According to the paper, with investment income likely to increase along with the aging population it is “important to ensure that such sources of income, and associated… RWT deducted at source, are accurately and promptly recorded”

“This information should be obtained from those who are able to provide it at the lowest cost and where that information is most likely to be accurate,” the green paper says. “Although there may be some short-term costs for financial institutions and other businesses in order to provide this information, there are longer term benefits to those businesses and their customers– for example, more accurate and automatic withholding and increasing levels of compliance.”

As well as requiring technological investment across the board, the tax system reforms would tear down some of the long-standing privacy barriers between government agencies and financial institutions that can place administrative burdens on the industry.

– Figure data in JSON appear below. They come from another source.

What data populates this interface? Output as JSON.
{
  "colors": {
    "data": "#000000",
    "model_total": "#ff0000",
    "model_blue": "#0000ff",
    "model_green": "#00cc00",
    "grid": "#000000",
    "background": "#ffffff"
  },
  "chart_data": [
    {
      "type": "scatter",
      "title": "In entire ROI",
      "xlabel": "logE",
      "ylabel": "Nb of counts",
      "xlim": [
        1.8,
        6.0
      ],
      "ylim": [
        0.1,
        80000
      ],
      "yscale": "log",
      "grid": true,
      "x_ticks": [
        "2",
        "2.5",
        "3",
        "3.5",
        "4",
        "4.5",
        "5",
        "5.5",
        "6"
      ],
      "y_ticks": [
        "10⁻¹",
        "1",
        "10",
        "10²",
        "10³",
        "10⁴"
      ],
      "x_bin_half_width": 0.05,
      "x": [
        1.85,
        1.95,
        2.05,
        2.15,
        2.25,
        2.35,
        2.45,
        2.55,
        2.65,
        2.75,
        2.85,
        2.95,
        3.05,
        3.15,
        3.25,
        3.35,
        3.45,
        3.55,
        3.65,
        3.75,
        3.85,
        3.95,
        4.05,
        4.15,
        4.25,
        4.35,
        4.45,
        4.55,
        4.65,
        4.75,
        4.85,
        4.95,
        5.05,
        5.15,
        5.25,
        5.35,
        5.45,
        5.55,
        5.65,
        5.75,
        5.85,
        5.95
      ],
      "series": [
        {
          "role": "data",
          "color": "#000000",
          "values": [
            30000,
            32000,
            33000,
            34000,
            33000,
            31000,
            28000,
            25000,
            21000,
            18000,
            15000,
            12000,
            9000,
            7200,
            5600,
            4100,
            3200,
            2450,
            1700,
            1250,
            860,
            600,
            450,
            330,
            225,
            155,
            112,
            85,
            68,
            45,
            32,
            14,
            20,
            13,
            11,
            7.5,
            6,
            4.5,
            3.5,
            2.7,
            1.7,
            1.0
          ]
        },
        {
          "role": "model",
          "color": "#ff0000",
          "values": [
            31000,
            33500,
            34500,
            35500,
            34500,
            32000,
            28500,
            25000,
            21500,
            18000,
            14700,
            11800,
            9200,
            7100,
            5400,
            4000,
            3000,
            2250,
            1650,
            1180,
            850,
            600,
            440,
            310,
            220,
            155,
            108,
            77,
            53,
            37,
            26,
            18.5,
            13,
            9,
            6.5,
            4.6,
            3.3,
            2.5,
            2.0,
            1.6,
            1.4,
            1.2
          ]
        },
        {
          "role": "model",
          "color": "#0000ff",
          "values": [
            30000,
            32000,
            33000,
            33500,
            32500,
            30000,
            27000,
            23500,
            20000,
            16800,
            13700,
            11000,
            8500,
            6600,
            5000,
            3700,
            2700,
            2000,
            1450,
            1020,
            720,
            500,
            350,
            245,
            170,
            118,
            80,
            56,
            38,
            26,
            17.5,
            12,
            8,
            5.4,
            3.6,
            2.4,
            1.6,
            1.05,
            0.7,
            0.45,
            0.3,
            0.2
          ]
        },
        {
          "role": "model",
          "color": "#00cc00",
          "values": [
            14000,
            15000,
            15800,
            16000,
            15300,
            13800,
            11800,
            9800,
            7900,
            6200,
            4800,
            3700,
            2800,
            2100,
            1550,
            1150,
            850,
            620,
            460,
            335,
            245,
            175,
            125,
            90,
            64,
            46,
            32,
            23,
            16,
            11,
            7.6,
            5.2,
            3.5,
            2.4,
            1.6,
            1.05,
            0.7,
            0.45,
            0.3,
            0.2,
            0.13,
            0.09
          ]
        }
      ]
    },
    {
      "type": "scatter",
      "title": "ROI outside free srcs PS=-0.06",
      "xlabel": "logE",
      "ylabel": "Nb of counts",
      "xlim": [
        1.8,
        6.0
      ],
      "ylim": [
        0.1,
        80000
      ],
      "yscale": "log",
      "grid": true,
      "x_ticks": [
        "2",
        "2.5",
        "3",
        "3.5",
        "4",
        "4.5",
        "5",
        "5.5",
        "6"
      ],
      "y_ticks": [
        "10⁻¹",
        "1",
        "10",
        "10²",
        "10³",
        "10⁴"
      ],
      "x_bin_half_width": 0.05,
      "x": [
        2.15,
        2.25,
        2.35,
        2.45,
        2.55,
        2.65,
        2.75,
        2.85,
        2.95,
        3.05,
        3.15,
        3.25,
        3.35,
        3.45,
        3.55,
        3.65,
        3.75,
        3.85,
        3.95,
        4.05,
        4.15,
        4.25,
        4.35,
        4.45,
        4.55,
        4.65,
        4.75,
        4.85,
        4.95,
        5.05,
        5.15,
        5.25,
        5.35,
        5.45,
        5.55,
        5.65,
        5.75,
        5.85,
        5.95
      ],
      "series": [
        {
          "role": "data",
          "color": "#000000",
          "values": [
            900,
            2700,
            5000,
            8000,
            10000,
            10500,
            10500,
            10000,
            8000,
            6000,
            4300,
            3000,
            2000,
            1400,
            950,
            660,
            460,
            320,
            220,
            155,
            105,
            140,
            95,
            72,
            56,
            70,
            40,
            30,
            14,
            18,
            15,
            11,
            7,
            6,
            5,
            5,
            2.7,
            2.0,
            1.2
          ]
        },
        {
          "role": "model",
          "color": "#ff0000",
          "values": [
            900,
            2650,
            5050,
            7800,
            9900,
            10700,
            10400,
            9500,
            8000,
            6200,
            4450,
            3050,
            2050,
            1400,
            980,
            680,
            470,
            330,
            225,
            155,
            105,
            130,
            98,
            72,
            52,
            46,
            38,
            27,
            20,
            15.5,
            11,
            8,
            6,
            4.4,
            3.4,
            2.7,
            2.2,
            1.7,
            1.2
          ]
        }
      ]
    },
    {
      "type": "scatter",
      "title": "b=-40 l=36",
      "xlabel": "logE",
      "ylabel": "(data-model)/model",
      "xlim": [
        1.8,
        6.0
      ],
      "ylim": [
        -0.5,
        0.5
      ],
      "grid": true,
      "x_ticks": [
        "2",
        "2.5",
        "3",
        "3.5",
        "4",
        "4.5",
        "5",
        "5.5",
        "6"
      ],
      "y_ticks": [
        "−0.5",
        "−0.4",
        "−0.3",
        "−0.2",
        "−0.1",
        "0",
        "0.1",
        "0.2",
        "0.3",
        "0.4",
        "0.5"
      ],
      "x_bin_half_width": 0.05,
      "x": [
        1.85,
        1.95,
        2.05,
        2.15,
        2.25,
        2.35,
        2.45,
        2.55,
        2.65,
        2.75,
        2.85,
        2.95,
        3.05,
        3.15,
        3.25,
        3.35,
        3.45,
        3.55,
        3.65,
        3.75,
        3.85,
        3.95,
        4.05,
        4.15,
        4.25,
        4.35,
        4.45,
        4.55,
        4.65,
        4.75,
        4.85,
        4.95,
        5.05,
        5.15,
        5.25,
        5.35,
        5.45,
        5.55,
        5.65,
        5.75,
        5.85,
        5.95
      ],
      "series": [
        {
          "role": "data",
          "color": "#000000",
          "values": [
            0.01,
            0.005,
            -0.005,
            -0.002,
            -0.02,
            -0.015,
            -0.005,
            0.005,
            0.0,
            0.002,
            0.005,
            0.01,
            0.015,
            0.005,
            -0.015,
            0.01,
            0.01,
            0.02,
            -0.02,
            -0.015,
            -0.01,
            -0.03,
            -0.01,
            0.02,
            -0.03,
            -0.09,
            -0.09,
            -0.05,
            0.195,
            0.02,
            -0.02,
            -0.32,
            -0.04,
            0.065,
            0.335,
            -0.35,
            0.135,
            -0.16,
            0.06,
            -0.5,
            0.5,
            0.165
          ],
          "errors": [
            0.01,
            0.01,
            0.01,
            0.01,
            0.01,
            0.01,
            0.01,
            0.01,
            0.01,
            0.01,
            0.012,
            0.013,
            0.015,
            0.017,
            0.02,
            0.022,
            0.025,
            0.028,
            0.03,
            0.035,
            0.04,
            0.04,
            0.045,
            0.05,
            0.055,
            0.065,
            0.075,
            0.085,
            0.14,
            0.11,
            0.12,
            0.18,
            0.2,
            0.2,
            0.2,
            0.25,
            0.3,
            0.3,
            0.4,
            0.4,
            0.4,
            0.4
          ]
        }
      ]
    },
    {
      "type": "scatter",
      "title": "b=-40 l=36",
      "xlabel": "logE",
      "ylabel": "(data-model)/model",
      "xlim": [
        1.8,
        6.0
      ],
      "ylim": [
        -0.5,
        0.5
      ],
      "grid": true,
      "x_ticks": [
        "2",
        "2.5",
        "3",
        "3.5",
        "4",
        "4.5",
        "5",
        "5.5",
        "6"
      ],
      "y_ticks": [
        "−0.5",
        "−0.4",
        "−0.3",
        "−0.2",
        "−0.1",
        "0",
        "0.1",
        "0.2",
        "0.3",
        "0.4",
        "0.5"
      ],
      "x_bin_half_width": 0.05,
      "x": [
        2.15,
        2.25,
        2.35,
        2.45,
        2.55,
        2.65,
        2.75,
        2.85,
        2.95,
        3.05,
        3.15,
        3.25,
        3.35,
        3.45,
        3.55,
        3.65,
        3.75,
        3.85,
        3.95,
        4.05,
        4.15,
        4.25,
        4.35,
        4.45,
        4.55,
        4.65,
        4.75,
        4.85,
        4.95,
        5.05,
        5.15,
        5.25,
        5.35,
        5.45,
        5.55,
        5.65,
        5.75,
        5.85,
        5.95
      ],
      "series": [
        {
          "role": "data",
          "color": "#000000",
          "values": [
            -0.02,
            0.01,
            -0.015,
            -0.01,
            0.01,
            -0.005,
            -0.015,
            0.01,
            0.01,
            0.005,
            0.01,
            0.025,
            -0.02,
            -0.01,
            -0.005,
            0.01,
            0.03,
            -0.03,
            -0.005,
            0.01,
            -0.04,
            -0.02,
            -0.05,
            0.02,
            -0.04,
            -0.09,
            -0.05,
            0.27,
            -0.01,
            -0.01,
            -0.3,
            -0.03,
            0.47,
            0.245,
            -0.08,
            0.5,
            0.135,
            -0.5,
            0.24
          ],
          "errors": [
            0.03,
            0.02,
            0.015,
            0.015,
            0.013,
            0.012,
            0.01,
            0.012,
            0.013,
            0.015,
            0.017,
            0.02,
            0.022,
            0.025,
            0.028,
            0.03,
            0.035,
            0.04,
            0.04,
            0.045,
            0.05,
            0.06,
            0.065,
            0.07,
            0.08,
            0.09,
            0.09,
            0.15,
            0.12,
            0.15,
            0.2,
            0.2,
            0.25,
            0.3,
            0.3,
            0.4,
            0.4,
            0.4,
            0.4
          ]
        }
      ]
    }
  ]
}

For example, Bruce Kerr, head of Workplace Savings New Zealand, said the industry is currently lobbying government for greater information-sharing between the Department of Internal Affairs and Customs and KiwiSaver providers to ensure exiting members have met residency requirements.

When members withdraw their KiwiSaver savings on retirement (or at 65) they must sign a statutory declaration confirming they have not lived outside of New Zealand for an extended period while in the scheme. If exiting individuals have resided outside New Zealand during they may have to refund any KiwiSaver member tax credits earned during those periods.

Kerr said the current system is prone to inaccuracies and imposes administrative costs on providers.

While the new government green paper may sideline the current Workplace Savings NZ lobbying effort, Kerr said the industry would have to consider the impact of the proposals at some point.

However, he said the industry is currently busy absorbing the impact of the Financial Markets Conduct Act.

The government has scheduled a long consultation period for the tax system proposals starting with the green paper and accompanying discussion document http://taxpolicy.ird.govt.nz/sites/default/files/2015-dd-mts-2-better-digital-services.pdf ‘Providing better digital services’.

A number of further discussion documents are in the pipeline, with a RWT review next year and a social policy report (including KiwiSaver) due in 2017.

Late last month Australia went up the discussion document colour range with the publication of a white paper review of its tax system. ‘Re:think: better tax, better Australia’ includes a take on the perennial issue of trans-Tasman mutual recognition of dividend imputation.

“Mutual recognition might improve the allocation of investments between the two countries,” the white paper says. “However, it would likely impose higher revenue costs on Australia than on New Zealand and result in an overall cost to Australian GDP, due to the high levels of investment of Australian companies in New Zealand. Mutual recognition would also create additional complexity and increase administration and compliance costs.”